Konzeptionelle Kunstprojekte im Rahmen von Kooperations-Projekten

2007-2010 T.O.Y.S. - trash of your society, Graz
2007
The Politics of Culture – Uli goes Europe, Afro-Asiatisches Institut, Graz
2007 The Politics of Culture – re-engaging Uli, Nigerianische Kunst in Graz, ESC im Labor, Graz
2006 The Politics of Culture – Nigerianische Kunst im Nirgendort, Landesschülerheim, Graz
2006 SOL Steiermark – Autophoto Guatemala, Graz

Arbeitstechnik

Klaus Schrefler (~alias KaRaSu) arbeitet vorrangig spartenübergreifend, wobei der Fokus durchaus auf Visueller und Bildender Kunst liegt, so bezeichnet er sich selbst auch einfach als Visual Media Artist. Künstlerisch-kreative Aspekte kombiniert er thematisch oft mit beinah analytisch-wissenschaftlichem Zugang – Ergebnisse seiner Arbeit liegen in vielerlei Form vor: Fotografie, Video, Skulpturen, Computeranimation, multimediale Performances und Installationen.

Themen

Sein Werk zielt auf eine universale Bewegung zwischen den Abgründen der Menschheit (Zerstörung, Krieg, Gewalt, Rassismus und deren Herkunft) und den Lichtseiten (die Metapher der Sonne als eine transformierende Quelle der Energie, Menschenrechte und Respekt vor der Natur) ab. Thematisch beschäftigt er sich oft mit sozialen oder politischen Gegebenheiten, die Menschen rund um den Globus gleichermaßen betreffen. Sein Ziel ist es, Ängste und Erwartungen der Menschen zu reflektieren und selbige damit zu konfrontieren. Die Arbeiten provozieren den Betrachter und regen dazu an, die eigene Existenz vor dem gesellschaftlichen Kontext zu hinterfragen. So entstehen Reibungspunkte, die Transformationen bewirken; abstrakt in der Komposition, real in der Form, surreal im Kontext.

Geschichtlicher Abriss

Bereits in seinen frühen Werken schafft er verstörende Bilder von den Schattenseiten des Daseins. Zu der Zeit bestimmen Gewalt, Krieg und die Auswirkung auf die menschliche Psyche seine Arbeiten. Es folgen Aufenthalte in New York, Tokio und Fukuoka (Japan). Erste Videoarbeiten bringen die symbolische Darstellung von Täter-Opferbeziehungen ins Zentrum seiner künstlerischen Tätigkeit. Kindesmissbrauch, sexuelle Gewalt an Frauen, Krieg bestimmen diese Werksphasen. 2001 folgt ein Aufenthalt in Ecuador, der in den Anden nicht nur die Inspiration zum Gesamtwerk Intiñahui bringt: an den Quellflüssen des Amazonas wird Klaus Schrefler von einer schweren Erkrankung ergriffen, an der noch Monate lang leidet.

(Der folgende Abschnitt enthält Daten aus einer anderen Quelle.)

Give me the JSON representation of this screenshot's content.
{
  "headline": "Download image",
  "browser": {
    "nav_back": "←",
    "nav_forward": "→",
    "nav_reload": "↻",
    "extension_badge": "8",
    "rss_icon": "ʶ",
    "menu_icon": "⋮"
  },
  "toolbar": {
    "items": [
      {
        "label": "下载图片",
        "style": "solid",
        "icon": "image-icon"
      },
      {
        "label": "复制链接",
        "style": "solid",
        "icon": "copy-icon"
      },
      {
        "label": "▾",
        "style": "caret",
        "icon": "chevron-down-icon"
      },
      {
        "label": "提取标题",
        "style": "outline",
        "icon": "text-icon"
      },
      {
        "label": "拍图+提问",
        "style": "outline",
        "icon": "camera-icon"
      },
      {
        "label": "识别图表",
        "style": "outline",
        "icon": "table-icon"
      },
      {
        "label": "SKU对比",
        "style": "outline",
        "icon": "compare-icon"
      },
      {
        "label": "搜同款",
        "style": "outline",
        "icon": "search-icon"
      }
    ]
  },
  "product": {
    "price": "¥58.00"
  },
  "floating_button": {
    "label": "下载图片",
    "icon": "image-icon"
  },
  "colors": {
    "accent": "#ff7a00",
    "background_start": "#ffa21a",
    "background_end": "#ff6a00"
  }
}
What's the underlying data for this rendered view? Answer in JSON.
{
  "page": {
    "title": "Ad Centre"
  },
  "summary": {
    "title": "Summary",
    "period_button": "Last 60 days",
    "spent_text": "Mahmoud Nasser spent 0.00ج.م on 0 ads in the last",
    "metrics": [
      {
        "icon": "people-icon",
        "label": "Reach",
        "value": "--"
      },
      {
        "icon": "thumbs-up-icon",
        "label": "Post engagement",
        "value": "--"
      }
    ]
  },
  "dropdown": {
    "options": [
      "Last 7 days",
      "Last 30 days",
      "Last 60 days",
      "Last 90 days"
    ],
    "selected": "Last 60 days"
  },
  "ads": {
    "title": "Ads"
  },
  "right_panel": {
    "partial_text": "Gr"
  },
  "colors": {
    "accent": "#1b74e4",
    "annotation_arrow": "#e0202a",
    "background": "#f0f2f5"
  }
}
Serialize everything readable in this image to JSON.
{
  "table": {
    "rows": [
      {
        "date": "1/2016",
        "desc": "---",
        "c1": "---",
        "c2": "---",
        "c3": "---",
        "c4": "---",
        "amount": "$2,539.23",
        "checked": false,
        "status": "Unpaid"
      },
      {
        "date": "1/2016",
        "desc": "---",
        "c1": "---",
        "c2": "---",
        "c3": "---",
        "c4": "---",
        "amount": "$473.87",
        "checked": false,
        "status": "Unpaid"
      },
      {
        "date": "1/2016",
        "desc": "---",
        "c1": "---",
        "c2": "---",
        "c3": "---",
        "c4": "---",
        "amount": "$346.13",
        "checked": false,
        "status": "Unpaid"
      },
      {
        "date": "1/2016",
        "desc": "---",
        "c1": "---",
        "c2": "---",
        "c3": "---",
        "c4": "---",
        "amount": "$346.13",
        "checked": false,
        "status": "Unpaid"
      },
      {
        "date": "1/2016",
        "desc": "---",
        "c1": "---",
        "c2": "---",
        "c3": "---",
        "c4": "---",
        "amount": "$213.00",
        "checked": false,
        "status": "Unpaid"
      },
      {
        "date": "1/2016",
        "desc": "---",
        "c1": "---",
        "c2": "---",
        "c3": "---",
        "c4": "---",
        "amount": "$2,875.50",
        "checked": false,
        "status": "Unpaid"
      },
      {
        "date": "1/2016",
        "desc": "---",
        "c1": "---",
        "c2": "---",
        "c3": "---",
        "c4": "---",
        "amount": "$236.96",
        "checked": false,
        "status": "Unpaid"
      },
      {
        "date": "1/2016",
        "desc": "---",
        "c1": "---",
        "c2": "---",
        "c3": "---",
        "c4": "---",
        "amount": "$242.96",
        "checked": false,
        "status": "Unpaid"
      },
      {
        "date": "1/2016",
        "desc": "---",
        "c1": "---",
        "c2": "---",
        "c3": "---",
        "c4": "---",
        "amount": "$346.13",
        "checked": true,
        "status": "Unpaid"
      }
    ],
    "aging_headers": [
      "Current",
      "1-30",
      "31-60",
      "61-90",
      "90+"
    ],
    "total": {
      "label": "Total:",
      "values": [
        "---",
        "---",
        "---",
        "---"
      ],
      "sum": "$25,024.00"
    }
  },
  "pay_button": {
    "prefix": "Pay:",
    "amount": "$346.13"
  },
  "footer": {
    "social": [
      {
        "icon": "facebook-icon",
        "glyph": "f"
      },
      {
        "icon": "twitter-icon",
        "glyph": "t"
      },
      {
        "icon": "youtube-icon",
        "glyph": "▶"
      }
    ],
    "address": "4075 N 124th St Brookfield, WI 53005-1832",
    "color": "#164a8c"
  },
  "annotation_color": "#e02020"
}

Diese Reise bringt ihn auch nach Ingapirca, einer alten indigenen Kultstätte im Süden Ecuadors - diese inspiriert ihn schließlich zum Filmwerk Intiñahui. Die Zyklen des Lebens, das Bewußtsein über die Zusammengehörigkeit der Teile fließen massiv in die künstlerisch Darstellung ein - ein Animations-Filmwerk über den Kreislauf des Lebens. In Quito lernt er den Bildhauer Luis Viracocha kennen und gewinnt ihn dafür gemeinsam eine Kontinente verbindende Skulptur zu planen. Der Grundstein für "Das Rad der Zeit" ist gelegt. Die von den beiden gemeinsam mit Walter Ackerl geschaffene 2,5-Tonnen-Marmorskulptur, wird 2004 in der Steiermark realisiert.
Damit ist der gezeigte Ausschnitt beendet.